Now, it is the actions that followed that provoked me into believing that this lady was worthy of immortalizing with paper and pen. As she limped her way up the street, heading off into oblivion she suddenly stopped. The thought that quickly formed was that she had just spied another garbage bag out of place on her tidy street. But this thought was too fast in forming. She quickly turned around and stared hard at the garbage which was still sitting on the window sill. To no one in particular she shook her head as if she were scolding herself. She limped back to that cup and bag, picked them up and, with some effort, limped across to my side of the street, promptly throwing the unwanted items into the public garbage can. I might add a garbage can that was in plain sight of that little bag the entire morning. Then she was gone from my sight and so was the garbage.

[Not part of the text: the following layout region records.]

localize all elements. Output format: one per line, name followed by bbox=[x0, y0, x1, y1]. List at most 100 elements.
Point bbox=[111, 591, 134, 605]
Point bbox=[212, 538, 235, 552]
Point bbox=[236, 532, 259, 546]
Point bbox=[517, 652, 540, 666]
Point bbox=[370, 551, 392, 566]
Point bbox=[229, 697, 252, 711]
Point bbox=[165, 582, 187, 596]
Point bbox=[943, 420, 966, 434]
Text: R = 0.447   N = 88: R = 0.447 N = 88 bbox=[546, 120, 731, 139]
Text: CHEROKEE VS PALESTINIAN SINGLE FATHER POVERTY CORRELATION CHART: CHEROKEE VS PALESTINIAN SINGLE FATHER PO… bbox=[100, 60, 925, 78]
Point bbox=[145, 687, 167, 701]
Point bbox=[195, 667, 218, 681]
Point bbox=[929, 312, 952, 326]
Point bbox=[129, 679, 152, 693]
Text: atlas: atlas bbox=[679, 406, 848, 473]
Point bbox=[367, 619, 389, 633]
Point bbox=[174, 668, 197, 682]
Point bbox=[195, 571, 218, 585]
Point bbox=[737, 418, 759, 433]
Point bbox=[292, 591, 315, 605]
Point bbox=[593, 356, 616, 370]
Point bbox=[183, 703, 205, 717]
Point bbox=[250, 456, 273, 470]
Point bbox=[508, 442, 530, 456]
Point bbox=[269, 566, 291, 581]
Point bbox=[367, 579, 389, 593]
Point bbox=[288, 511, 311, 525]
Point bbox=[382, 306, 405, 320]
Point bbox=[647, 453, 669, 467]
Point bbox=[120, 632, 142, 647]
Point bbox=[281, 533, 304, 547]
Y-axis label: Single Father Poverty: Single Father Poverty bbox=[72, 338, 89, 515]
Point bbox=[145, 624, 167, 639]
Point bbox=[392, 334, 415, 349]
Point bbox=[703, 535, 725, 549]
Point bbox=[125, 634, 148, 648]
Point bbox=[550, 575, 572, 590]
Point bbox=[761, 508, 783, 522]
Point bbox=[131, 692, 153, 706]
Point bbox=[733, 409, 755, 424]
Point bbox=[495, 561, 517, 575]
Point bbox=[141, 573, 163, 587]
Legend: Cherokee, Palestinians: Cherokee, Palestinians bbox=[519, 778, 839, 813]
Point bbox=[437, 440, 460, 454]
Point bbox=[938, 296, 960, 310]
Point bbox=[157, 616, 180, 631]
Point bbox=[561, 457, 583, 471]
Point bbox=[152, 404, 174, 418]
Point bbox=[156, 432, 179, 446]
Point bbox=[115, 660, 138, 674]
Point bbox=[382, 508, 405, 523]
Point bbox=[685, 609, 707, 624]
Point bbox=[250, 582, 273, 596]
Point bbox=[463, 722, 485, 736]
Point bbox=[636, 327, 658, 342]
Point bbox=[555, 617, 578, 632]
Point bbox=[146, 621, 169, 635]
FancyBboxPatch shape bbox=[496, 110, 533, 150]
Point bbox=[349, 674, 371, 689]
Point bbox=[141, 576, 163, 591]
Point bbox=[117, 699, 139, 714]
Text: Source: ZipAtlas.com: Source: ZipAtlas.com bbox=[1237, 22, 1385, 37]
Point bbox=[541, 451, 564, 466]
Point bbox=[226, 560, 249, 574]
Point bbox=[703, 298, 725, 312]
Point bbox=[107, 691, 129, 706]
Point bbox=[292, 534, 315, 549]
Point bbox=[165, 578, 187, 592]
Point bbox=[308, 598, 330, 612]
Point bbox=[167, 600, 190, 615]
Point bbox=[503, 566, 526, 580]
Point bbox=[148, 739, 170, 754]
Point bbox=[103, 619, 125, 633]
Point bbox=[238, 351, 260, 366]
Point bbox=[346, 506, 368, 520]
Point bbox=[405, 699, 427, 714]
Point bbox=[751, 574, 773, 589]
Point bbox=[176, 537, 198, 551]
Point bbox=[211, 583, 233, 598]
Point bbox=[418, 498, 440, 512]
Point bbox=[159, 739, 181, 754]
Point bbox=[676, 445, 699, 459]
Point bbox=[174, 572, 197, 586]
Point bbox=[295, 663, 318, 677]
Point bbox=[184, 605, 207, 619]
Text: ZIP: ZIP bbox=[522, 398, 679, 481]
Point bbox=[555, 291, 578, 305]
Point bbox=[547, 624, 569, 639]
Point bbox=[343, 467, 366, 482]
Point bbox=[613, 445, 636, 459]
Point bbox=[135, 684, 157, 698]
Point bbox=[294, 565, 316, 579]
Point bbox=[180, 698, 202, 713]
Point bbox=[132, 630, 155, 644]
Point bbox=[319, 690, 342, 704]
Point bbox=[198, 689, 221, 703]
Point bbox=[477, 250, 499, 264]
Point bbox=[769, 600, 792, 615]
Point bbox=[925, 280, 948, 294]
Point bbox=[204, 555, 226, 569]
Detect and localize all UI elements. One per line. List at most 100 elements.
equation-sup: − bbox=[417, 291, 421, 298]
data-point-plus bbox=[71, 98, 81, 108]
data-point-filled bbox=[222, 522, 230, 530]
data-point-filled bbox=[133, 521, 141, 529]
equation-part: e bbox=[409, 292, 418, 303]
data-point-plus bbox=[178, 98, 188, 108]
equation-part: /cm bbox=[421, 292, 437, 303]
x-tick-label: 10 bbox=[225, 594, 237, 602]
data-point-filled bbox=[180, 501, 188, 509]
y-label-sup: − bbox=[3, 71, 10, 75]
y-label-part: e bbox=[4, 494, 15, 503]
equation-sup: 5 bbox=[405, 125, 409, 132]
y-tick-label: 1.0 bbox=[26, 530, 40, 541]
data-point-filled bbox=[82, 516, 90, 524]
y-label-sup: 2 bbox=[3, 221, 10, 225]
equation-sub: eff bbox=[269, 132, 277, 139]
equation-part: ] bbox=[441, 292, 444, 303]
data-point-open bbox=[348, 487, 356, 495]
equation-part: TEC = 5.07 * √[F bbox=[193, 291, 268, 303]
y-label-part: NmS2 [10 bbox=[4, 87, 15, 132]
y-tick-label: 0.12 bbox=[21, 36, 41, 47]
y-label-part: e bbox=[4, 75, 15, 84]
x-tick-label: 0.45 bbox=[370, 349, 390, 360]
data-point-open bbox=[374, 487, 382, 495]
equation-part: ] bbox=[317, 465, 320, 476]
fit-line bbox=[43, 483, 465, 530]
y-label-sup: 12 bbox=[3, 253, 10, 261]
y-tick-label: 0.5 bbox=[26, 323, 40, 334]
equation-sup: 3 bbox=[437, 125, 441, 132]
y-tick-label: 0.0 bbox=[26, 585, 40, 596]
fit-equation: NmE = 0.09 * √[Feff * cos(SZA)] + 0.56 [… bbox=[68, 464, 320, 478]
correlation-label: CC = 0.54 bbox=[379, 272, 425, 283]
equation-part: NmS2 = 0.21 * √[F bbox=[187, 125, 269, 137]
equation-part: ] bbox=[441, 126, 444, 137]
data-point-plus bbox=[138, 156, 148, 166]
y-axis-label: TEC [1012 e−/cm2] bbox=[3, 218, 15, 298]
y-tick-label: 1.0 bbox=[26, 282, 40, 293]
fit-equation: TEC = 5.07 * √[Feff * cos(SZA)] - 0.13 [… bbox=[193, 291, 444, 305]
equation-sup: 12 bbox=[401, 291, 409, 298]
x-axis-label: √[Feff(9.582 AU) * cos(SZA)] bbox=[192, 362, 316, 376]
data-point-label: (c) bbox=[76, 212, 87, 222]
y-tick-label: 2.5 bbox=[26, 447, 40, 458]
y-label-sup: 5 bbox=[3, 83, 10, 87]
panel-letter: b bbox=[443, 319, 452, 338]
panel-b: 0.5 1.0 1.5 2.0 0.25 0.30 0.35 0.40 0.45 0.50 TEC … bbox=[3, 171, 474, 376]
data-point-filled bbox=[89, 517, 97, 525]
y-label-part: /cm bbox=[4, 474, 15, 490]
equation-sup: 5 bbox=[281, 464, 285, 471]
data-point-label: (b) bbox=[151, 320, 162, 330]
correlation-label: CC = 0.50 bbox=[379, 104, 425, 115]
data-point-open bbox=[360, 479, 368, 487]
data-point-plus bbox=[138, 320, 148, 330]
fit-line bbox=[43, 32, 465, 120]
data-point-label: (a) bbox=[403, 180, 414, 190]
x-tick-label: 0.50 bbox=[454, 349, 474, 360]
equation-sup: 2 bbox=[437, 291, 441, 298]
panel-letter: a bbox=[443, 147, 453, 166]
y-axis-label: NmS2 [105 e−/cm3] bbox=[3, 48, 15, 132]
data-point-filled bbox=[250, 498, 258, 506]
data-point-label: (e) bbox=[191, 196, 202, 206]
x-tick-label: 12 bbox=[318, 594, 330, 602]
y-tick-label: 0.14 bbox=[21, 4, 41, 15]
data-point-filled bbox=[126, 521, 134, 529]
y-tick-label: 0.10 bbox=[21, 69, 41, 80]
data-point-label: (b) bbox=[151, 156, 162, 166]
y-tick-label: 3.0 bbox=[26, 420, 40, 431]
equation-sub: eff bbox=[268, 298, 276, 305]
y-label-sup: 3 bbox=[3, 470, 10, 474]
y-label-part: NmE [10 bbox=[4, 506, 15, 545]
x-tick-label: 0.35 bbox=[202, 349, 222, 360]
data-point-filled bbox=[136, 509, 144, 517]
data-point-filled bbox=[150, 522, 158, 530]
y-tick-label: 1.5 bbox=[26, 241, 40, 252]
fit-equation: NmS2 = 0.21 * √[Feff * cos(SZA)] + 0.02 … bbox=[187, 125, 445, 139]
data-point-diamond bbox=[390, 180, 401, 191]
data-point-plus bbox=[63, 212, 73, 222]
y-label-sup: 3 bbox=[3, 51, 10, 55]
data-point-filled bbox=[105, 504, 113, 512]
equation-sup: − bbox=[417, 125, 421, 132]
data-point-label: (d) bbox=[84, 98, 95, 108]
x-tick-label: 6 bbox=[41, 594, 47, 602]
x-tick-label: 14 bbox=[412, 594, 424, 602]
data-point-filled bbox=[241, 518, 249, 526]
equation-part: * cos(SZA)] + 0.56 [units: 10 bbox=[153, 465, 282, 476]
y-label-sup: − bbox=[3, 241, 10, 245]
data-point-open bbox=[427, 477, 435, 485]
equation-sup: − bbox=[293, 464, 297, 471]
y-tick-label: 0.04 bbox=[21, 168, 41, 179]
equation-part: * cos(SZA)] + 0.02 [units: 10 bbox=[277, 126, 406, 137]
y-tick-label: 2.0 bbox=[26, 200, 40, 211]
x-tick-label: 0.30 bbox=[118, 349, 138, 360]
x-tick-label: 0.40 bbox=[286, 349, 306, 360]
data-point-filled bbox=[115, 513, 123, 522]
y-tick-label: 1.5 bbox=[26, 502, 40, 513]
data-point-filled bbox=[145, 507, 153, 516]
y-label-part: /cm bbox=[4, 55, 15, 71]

Without even realizing it this dear lady had brought a smile to my day and perhaps to the tenant’s as well. I realized she shared many similarities to that grey building to which she had paid such a good service that morning. Yet she was of much firmer stock and bore her age far more gracefully than the poor building had been permitted. Where the building had been forced to give up this dear old lady was still going strong.
There is a lesson here to learn I believe. I have no doubt that this lady belonged to that street, cared for it and even bore the disgrace of its members with a mighty fortitude that had seen her still cleaning other people’s messes. It is as if she were trying to lend a bit of her grace to it without it every acknowledging that fact; like a relation that everyone is ashamed of but for whom everyone tries to cover with their own grace. Yes, that’s how it felt on that street, like family. So, even when she could have passed on the care of this family into younger hands she did not let go of the grace that was needed.
As I left my place of observation that day, feeling pleased for what I had seen, I was careful of one thing; to place my coffee cup in its proper place. Such grace leaves a lasting impression upon the soul.